Patricia Dasic
A safe investment haven is not the only benefit of government debt. Another benefit was the investment of that money in long-term infrastructure projects. But again, the economic boffins and financial market engineers decreed, rubbing their hands with glee as the dollar signs spun in their eyeballs, that such matters were better left to the private sector or, at the very least, public/private partnerships.
If there is anything positive in the current financial market meltdown it has at least exploded some ill-founded but widely accepted economic theories. Top of the list is the recent fixation on government debt being an instrument of the devil to be avoided at all costs.
Just ask the hapless victims trapped in plummeting superannuation funds whether, in these circumstances, they would rather have their money in rock-solid government bonds (i.e. government debt) or teetering-on-the-brink private sector financially engineered products such as mortgage-backed securities and my point becomes obvious. Who would choose to have their retirement nest egg in Fannie Maes, Freddie Macs or the Australian equivalent of these securities?
It was an unfortunate coincidence that about the same time as superannuation became compulsory governments were persuaded by the economic boffins and financial market gurus funnily enough, some of whom were the very same people who were flogging mortgage-backed securities that government debt is contrary to sound economic management. Gullible governments of all persuasions fell for this line with the consequence that they stopped borrowing money, i.e., issuing government bonds, and so forced superannuation fund managers into less secure forms of investment.
There was a time when it was compulsory for superannuation fund trustees to invest a sizeable proportion of their portfolios in government or semi-government securities. This was considered prudent and to be in breach of this rule was a serious matter. Now, not only has the government all but withdrawn from the bond market, our semi-government agencies such as the electricity commissions have been privatised thereby choking off another source of government-guaranteed investment choices. Poor Prudence is now an old fashioned, unloved outcast, her place taken by fancier floozies such as Fannie and Freddie.

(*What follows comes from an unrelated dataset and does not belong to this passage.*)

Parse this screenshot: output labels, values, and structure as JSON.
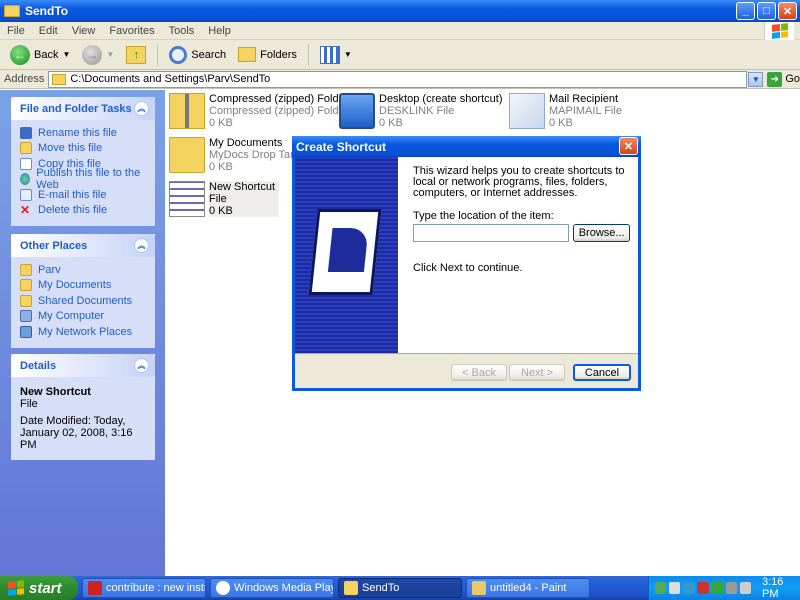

A safe investment haven is not the only benefit of government debt. Another benefit was the investment of that money in long-term infrastructure projects. But again, the economic boffins and financial market engineers decreed, rubbing their hands with glee as the dollar signs spun in their eyeballs, that such matters were better left to the private sector or, at the very least, public/private partnerships.
The result is that the nation’s infrastructure is now largely in a state of terminal decay and, for what remains, we are exposed to the user-pays principle. Large amounts of money that would otherwise have been used for the public benefit have disappeared into the black hole called consultancy fees. Just how much we will never know. And that is aside from the fact that no private company can borrow the necessary funds to build major projects as cheaply as governments can because the price of borrowing is directly related to the risk of the borrower defaulting on the loan. Because it is riskier to lend to private companies or consortiums than to lend to the government by buying its bonds the public ends up having to pay more for essential services such as power or to use toll roads.
‘Wisdom born of pain’ are words from an old song. It is time governments were wise enough to send the economists and financial engineers with their vested interests packing with a flea in their ear and reconsider the wisdom of government borrowing and its broader implications for our wellbeing.
PS: The ratings agencies such as Moodys and Standard & Poors have egg all over their faces after giving mortgage-backed securities the AAA rating that is usually the preserve of sovereign debt. I haven’t noticed anyone having a go at them yet. They clearly cannot be trusted to know what they are doing.